City and Colour: Hard, Hard Time
On his sixth City of Colour studio album, Dallas Green deals with bereavement and the struggle to get through it. The loss of his best friend, and then of a cousin, was followed by the pandemic, leaving him alone with the pain. "Composing songs to process his grief, Green created his most powerful album yet," writes Americana Highways, adding that our pick for the New Music bin has "the album’s catchiest, most upbeat groove, with a bad-ass breakdown and a psychedelic guitar solo." The message of the lyric is to make the most of life while we live.
Bruce Cockburn: On a Roll
boygenius: Not Strong Enough
Phoebe Bridgers, Lucy Dacus and Julien Baker first put their talents together in 2018, dashing off an EP. Since then they've each seen success with separate projects, but now they're back with their first full-length as a trio. AllMusic writes: "What's remarkable about The Record is how these three idiosyncratic songwriters consciously decide to subsume their quirks within a group voice. Individual traits haven't been erased so much as they've been sanded so they can fit neatly together," with a result that "feels heftier and hookier" than their individual works.

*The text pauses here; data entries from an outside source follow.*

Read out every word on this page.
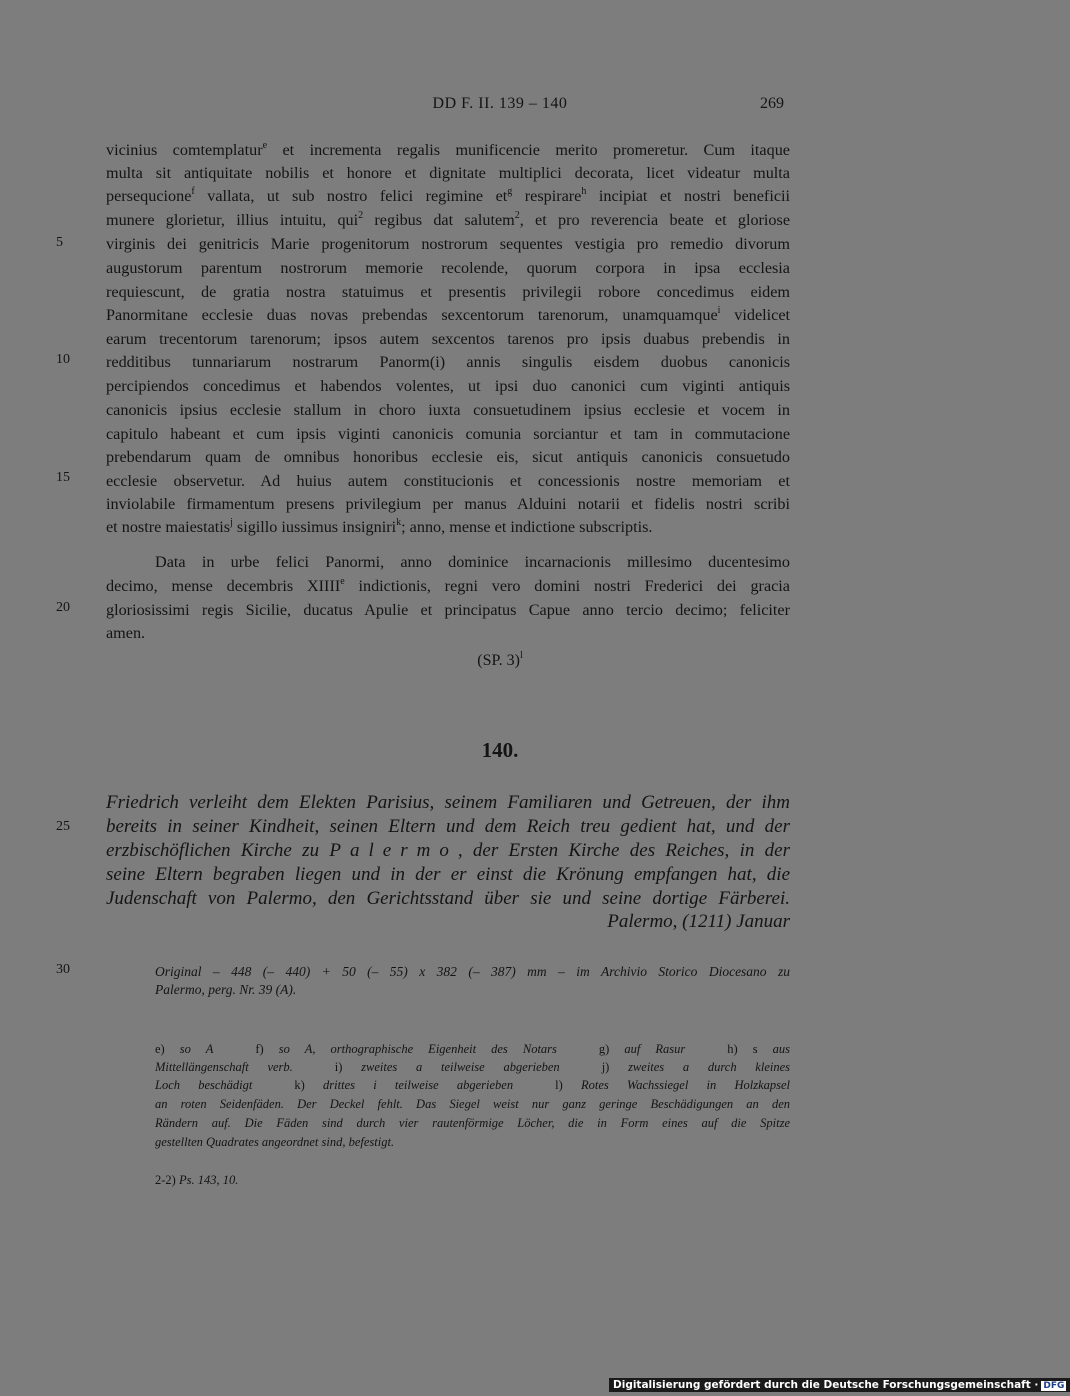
DD F. II. 139 – 140	269
5
10
15
20
25
30
vicinius comtemplatur$^e$ et incrementa regalis munificencie merito promeretur. Cum itaque
multa sit antiquitate nobilis et honore et dignitate multiplici decorata, licet videatur multa
persequcione$^f$ vallata, ut sub nostro felici regimine $et^g$ respirare$^h$ incipiat et nostri beneficii
munere glorietur, illius intuitu, qui$^2$ regibus dat salutem$^2$, et pro reverencia beate et gloriose
virginis dei genitricis Marie progenitorum nostrorum sequentes vestigia pro remedio divorum
augustorum parentum nostrorum memorie recolende, quorum corpora in ipsa ecclesia
requiescunt, de gratia nostra statuimus et presentis privilegii robore concedimus eidem
Panormitane ecclesie duas novas prebendas sexcentorum tarenorum, unamquamque$^i$ videlicet
earum trecentorum tarenorum; ipsos autem sexcentos tarenos pro ipsis duabus prebendis in
redditibus tunnariarum nostrarum Panorm(i) annis singulis eisdem duobus canonicis
percipiendos concedimus et habendos volentes, ut ipsi duo canonici cum viginti antiquis
canonicis ipsius ecclesie stallum in choro iuxta consuetudinem ipsius ecclesie et vocem in
capitulo habeant et cum ipsis viginti canonicis comunia sorciantur et tam in commutacione
prebendarum quam de omnibus honoribus ecclesie eis, sicut antiquis canonicis consuetudo
ecclesie observetur. Ad huius autem constitucionis et concessionis nostre memoriam et
inviolabile firmamentum presens privilegium per manus Alduini notarii et fidelis nostri scribi
et nostre maiestatis$^j$ sigillo iussimus insigniri$^k$; anno, mense et indictione subscriptis.
Data in urbe felici Panormi, anno dominice incarnacionis millesimo ducentesimo
decimo, mense decembris XIIIIe indictionis, regni vero domini nostri Frederici dei gracia
gloriosissimi regis Sicilie, ducatus Apulie et principatus Capue anno tercio decimo; feliciter
amen.
(SP. 3)$^l$
140.
Friedrich verleiht dem Elekten Parisius, seinem Familiaren und Getreuen, der ihm
bereits in seiner Kindheit, seinen Eltern und dem Reich treu gedient hat, und der
erzbischöflichen Kirche zu Palermo, der Ersten Kirche des Reiches, in der
seine Eltern begraben liegen und in der er einst die Krönung empfangen hat, die
Judenschaft von Palermo, den Gerichtsstand über sie und seine dortige Färberei.
Palermo, (1211) Januar
Original – 448 (– 440) + 50 (– 55) x 382 (– 387) mm – im Archivio Storico Diocesano zu
Palermo, perg. Nr. 39 (A).
e) so A	f) so A, orthographische Eigenheit des Notars	g) auf Rasur	h) s aus
Mittellängenschaft verb.	i) zweites a teilweise abgerieben	j) zweites a durch kleines
Loch beschädigt	k) drittes i teilweise abgerieben	l) Rotes Wachssiegel in Holzkapsel
an roten Seidenfäden. Der Deckel fehlt. Das Siegel weist nur ganz geringe Beschädigungen an den
Rändern auf. Die Fäden sind durch vier rautenförmige Löcher, die in Form eines auf die Spitze
gestellten Quadrates angeordnet sind, befestigt.
2-2) Ps. 143, 10.
Digitalisierung gefördert durch die Deutsche Forschungsgemeinschaft · DFG
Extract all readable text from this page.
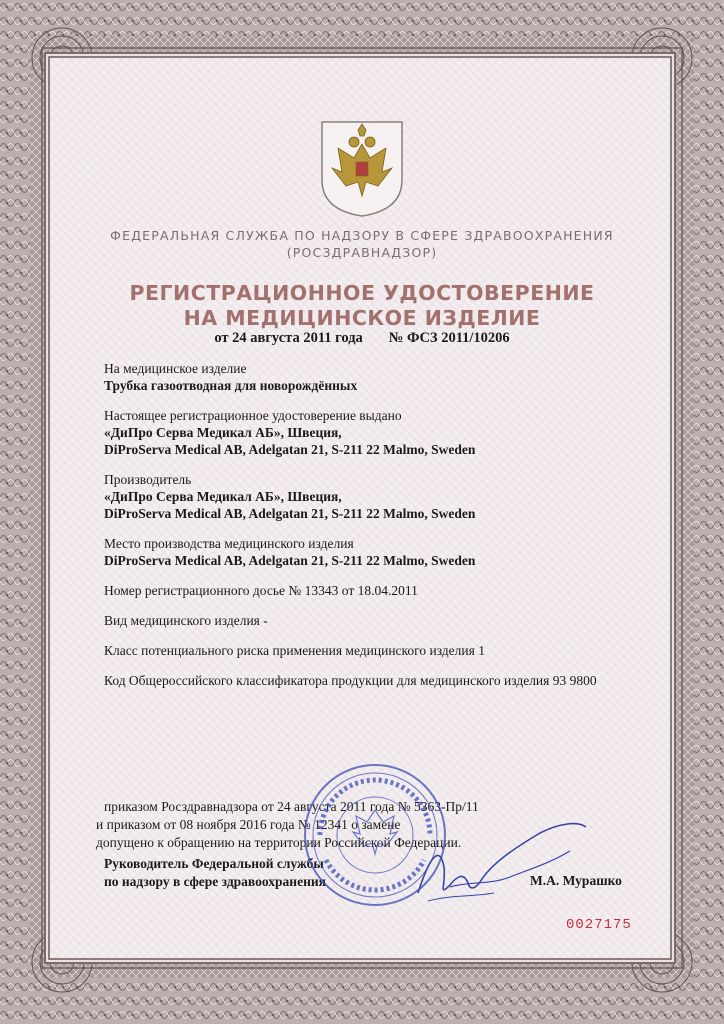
ФЕДЕРАЛЬНАЯ СЛУЖБА ПО НАДЗОРУ В СФЕРЕ ЗДРАВООХРАНЕНИЯ
(РОСЗДРАВНАДЗОР)
РЕГИСТРАЦИОННОЕ УДОСТОВЕРЕНИЕ
НА МЕДИЦИНСКОЕ ИЗДЕЛИЕ
от 24 августа 2011 года № ФСЗ 2011/10206
На медицинское изделие
Трубка газоотводная для новорождённых
Настоящее регистрационное удостоверение выдано
«ДиПро Серва Медикал АБ», Швеция,
DiProServa Medical AB, Adelgatan 21, S-211 22 Malmo, Sweden
Производитель
«ДиПро Серва Медикал АБ», Швеция,
DiProServa Medical AB, Adelgatan 21, S-211 22 Malmo, Sweden
Место производства медицинского изделия
DiProServa Medical AB, Adelgatan 21, S-211 22 Malmo, Sweden
Номер регистрационного досье № 13343 от 18.04.2011
Вид медицинского изделия -
Класс потенциального риска применения медицинского изделия 1
Код Общероссийского классификатора продукции для медицинского изделия 93 9800
приказом Росздравнадзора от 24 августа 2011 года № 5363-Пр/11
и приказом от 08 ноября 2016 года № 12341 о замене
допущено к обращению на территории Российской Федерации.
Руководитель Федеральной службы
по надзору в сфере здравоохранения	М.А. Мурашко
0027175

Vanishing Shores: Up All Night
Since releasing the LP Maps in 2021, Cleveland's Kevin Bianchi and his band has brought out a live album, Dead Language, and several singles. This song appeared on the live record, but is given a bit of a peppier treatment on this new studio single. It seems a good guess that another album is on its way.
The Beths: Watching the Credits
The New Zealand quartet recorded this track during the sessions for 2022's Expert In A Dying Field, but it's only now been released as a single. We're told the song was "born out of songwriter Elizabeth Stokes’ habit of learning everything about movies without actually watching them."